The materialized time data model is suitable for storing "events" because event data has unstructured characteristics that are difficult to describe with fixed fields. Time is an important characteristic when an event occurs. Therefore, when recording events that occur on a node, a data model of materialized time can be used. The materialized time model separates time from events, but is also related to each other. Different times are also related to each other, so the key events of the time nodes in the grid data can be quickly retrieved. There are two main modeling methods: timeline tree and linked list. The timeline tree model is suitable for retrieving a time period within a specific range, such as within a month or a year, and so on. The linked list model is suitable for continuous time retrieval.

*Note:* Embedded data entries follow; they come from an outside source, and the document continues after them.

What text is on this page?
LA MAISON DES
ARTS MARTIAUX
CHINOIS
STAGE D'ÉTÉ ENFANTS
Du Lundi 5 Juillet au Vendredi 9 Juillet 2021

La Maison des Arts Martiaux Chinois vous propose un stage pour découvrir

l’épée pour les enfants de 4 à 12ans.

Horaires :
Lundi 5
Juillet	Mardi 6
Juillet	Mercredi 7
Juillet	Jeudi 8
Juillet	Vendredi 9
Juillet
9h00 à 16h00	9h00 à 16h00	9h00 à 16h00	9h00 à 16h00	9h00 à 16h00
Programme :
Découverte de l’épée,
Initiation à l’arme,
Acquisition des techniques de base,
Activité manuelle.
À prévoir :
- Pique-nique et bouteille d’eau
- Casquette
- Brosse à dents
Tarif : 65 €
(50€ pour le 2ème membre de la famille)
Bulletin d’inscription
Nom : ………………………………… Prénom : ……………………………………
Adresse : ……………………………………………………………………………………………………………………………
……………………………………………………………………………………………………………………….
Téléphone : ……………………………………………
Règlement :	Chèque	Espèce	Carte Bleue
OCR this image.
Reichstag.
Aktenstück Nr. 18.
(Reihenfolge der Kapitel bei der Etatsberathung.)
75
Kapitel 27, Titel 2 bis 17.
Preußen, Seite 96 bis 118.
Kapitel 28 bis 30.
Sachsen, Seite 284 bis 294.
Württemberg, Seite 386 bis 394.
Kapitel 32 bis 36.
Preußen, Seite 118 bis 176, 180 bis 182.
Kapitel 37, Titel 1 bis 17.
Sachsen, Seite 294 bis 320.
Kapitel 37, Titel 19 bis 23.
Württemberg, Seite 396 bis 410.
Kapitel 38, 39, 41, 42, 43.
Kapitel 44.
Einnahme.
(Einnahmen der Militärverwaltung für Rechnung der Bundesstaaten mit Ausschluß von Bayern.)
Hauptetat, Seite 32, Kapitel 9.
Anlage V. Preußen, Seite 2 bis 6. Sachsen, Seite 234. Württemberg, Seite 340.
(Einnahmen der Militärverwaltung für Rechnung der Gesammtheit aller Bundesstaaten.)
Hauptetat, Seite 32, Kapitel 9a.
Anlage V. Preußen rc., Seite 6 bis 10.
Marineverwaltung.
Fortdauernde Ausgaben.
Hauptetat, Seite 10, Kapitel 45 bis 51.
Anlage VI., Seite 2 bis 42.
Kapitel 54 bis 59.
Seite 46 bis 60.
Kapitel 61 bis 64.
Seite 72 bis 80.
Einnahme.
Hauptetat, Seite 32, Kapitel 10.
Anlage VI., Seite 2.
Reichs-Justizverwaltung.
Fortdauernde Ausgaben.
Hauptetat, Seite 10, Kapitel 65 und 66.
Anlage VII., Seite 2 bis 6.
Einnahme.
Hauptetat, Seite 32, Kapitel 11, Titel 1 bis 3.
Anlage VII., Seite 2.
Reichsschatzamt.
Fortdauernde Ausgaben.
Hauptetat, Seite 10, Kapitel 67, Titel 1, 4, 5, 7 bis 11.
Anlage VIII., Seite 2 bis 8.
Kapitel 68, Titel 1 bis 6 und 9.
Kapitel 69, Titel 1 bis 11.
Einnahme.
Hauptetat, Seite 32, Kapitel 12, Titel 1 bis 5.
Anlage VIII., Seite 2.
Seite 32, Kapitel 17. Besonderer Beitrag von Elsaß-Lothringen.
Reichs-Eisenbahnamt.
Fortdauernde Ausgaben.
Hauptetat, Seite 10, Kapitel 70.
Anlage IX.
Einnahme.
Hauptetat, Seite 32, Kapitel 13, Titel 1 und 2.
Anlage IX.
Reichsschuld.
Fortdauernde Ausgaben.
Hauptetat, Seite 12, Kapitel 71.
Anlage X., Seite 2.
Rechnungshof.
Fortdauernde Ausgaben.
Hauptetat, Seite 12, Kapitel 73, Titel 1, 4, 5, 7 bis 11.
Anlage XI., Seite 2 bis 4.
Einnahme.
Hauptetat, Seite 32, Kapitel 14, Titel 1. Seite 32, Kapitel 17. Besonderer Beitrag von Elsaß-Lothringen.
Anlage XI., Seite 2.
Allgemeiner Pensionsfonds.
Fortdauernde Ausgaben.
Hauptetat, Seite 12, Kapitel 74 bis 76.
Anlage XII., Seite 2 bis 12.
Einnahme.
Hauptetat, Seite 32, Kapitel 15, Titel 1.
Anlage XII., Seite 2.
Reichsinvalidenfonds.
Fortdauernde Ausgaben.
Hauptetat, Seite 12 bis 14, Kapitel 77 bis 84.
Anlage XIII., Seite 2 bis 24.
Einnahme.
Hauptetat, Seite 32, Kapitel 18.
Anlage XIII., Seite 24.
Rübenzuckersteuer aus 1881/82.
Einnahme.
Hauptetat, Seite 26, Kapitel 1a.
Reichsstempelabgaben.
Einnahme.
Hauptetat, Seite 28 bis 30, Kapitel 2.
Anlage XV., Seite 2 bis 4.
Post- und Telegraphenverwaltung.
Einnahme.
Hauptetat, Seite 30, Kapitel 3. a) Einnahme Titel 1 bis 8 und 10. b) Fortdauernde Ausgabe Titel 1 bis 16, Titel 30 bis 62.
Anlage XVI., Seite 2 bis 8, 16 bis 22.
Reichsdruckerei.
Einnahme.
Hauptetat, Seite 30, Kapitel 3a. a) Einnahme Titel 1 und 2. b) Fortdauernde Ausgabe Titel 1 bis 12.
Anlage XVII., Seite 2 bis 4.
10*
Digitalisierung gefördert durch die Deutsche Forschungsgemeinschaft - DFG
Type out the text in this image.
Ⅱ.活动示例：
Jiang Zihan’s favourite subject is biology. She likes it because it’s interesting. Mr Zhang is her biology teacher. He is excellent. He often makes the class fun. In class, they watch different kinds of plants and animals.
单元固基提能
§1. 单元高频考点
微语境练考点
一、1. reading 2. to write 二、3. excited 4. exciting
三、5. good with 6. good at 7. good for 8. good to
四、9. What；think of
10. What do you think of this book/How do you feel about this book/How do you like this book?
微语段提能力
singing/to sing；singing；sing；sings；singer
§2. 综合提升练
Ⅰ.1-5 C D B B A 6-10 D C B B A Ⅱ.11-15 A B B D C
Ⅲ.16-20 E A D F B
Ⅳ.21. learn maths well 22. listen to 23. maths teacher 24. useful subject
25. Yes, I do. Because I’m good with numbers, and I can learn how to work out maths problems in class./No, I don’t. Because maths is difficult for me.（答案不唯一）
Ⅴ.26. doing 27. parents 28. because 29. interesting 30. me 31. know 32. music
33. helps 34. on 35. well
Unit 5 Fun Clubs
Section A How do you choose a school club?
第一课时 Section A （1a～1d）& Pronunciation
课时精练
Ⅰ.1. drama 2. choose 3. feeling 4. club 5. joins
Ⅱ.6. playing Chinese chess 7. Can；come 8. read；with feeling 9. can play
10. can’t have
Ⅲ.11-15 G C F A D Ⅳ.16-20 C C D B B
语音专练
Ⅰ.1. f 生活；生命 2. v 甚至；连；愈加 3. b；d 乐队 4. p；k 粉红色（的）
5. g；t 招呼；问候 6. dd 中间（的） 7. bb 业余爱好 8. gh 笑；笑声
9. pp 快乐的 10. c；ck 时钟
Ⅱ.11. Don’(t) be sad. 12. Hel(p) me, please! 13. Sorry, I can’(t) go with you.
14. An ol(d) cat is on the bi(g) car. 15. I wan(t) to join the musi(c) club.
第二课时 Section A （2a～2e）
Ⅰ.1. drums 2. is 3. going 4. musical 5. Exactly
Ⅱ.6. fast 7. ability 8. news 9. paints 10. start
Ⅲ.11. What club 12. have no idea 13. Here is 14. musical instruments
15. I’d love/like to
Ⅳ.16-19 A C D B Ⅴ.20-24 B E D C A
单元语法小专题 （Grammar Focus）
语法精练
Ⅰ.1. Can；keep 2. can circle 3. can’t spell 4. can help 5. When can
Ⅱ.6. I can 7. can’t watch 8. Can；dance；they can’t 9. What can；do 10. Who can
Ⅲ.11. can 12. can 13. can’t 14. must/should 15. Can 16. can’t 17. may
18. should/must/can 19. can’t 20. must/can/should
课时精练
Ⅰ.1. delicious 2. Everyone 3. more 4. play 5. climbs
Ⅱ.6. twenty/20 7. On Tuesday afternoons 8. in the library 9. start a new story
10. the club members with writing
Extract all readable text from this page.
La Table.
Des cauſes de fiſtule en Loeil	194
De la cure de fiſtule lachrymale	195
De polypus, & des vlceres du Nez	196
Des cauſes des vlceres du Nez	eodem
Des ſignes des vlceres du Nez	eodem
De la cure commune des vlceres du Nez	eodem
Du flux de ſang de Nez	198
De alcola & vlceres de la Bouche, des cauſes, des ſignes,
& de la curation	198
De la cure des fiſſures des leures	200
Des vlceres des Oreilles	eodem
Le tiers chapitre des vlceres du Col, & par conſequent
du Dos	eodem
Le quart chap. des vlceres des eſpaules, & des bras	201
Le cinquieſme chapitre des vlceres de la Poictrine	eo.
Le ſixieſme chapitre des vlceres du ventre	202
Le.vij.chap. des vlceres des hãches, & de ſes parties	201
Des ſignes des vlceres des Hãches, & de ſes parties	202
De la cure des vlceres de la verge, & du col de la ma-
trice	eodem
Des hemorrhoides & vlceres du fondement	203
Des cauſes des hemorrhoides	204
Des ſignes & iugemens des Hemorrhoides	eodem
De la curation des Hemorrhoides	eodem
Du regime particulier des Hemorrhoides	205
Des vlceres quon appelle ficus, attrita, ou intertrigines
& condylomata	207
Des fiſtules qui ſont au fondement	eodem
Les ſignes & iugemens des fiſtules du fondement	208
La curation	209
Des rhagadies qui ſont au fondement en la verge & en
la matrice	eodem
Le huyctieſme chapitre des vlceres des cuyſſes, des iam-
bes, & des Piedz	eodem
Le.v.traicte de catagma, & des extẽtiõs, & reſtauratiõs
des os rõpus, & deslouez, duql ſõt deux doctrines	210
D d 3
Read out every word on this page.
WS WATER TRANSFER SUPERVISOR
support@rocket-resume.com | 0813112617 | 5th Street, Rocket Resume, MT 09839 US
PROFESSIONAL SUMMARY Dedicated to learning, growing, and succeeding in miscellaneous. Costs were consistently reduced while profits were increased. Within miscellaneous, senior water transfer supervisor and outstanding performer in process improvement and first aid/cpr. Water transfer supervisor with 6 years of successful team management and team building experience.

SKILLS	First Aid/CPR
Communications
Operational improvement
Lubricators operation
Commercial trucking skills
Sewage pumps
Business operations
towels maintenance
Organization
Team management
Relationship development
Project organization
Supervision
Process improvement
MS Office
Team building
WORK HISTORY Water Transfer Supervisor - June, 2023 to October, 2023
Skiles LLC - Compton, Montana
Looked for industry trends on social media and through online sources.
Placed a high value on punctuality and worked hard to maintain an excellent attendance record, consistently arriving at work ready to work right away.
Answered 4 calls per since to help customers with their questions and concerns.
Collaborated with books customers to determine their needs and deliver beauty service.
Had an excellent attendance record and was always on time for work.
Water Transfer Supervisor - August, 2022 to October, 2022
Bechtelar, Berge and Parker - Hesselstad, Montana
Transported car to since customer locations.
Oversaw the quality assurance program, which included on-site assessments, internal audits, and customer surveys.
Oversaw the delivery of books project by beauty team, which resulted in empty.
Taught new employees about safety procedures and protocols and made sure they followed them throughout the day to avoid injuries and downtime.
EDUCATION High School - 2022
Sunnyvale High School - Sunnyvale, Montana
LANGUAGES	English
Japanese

6 Prospects and Challenges of Graph Data Model Construction

Based on the domain modeling theory and the CIM model, this paper proposes the principle of grid data modeling and the principle of using Neo4j to model the power grid data graph database. According to this principle, four basic graph database models are proposed. With the rapid development of society, as the amount of topological management data increases, the attribute dimension of the data will also increase. A single data model no longer has the ability to handle complex data. This is bound to change the model primitives. Changes of the model primitives can easily cause the instability of the graph model. In the future, when analyzing data processing problems in different scenarios for the distribution network, the four basic models can be combined or expanded to form a new optimal model. The model construction of graph data also faces the following challenges.

  1. 1)

    The challenge of data quality. High-quality data is the key to good application of grid graph data and it ensures the high quality of graph data. The accuracy, completeness, and real-time of the data have a great influence on the results of decision analysis, and even give wrong suggestions.

  2. 2)

    The challenge of multi-data fusion. Data fusion is the key to the application of electric power big data. Information data fusion is the multi-level processing of multi-source data, each level represents a different degree of abstraction of the original data, which includes data detection, correlation, estimation, and combination processing. According to the degree of abstraction in the data processing level, data fusion can be divided into three levels: data-level fusion (before feature extraction), feature-level fusion (before attribute description), and decision-level fusion (after independent attribute description of each sensor data).

  3. 3)

    The challenge of data visualization and information transmission. Electric power data visualization can effectively convey the value of data. Electric power data contains the laws and characteristics of power production and economic and social development, which are generally abstract and difficult to discover. Visual analysis of big data will make it easy to mine and analyze the laws contained in big data, which is conducive to transferring data value and sharing knowledge.

  4. 4)

    Challenges of big data storage and processing. Electric power big data requires huge data storage and computing capabilities. Power big data analyzes and processes structured and unstructured data from multiple data sources, and needs to store massive amounts of data and provide fast computing capabilities. Distributed data storage and calculation is an effective way to solve power big data storage and calculation.

7 Conclusion

This paper summarizes the domestic and foreign research status of graph data model construction technology, introduces graph databases commonly used in graph data model construction, expounds the relevant steps of using graph databases for data modeling, and summarizes four commonly used data models and their respective characteristics. In the future, the scalability of Neo4j database can be used to combine and apply commonly used data models to solve complex problems in different scenarios. Finally, the challenges of graph data model in data quality, multi-data fusion, data visualization information, storage and processing are explained.